Robin Williams could have tapped anyone in the western world on the shoulder and told them he felt down and they would have told him not to worry, that he was great, that they loved him. He must have known that. He must have known his wife and kids loved him, that his mates all thought he was great, that millions of strangers the world over held him in their hearts, a hilarious stranger that we could rely on to anarchically interrupt, the all-encompassing sadness of the world. Today Robin Williams is part of the sad narrative that we used to turn to him to disrupt.

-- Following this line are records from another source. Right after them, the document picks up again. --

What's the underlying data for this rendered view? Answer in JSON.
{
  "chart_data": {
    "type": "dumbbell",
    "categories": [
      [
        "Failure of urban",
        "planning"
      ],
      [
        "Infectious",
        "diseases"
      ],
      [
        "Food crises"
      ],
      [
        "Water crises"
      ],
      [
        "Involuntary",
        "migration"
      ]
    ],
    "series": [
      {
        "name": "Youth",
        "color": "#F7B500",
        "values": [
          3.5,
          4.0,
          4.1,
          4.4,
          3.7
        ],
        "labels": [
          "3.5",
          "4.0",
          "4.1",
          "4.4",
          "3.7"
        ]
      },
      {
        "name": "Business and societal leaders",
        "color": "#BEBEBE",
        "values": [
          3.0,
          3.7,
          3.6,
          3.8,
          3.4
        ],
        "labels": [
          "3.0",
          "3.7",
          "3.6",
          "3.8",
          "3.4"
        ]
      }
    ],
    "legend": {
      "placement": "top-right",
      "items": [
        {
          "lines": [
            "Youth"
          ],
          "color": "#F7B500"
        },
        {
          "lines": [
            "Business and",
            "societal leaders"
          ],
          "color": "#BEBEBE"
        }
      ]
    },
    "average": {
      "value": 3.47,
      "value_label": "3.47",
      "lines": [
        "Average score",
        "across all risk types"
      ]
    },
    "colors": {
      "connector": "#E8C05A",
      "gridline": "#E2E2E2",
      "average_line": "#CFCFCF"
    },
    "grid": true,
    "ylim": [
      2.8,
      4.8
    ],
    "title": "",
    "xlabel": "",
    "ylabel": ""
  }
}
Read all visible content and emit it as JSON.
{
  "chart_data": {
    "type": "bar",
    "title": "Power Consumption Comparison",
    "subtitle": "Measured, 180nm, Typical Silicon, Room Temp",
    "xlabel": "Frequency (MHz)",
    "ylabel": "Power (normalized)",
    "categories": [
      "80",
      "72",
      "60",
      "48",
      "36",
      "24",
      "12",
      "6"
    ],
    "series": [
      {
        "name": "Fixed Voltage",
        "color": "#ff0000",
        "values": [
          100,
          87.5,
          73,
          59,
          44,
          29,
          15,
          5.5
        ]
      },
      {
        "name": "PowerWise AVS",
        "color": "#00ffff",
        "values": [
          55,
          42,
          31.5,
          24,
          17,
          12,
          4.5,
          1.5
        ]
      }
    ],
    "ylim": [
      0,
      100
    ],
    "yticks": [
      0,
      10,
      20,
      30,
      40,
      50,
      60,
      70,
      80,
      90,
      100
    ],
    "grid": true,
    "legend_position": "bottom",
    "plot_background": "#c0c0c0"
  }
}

What platitudes then can we fling along with the listless, insufficient wreaths at the stillness that was once so animated and wired, the silence where the laughter was? That fame and accolades are no defence against mental illness and addiction? That we live in a world that has become so negligent of human values that our brightest lights are extinguishing themselves? That we must be more vigilant, more aware, more grateful, more mindful? That we can’t tarnish this tiny slice of awareness that we share on this sphere amidst the infinite blackness with conflict and hate?
That we must reach inward and outward to the light that is inside all of us? That all around us people are suffering behind masks less interesting than the one Robin Williams wore? Do you have time to tune in to Fox News, to cement your angry views to calcify the certain misery?
What I might do is watch Mrs Doubtfire. Or Dead Poets Society or Good Will Hunting and I might be nice to people, mindful today how fragile we all are, how delicate we are, even when fizzing with divine madness that seems like it will never expire.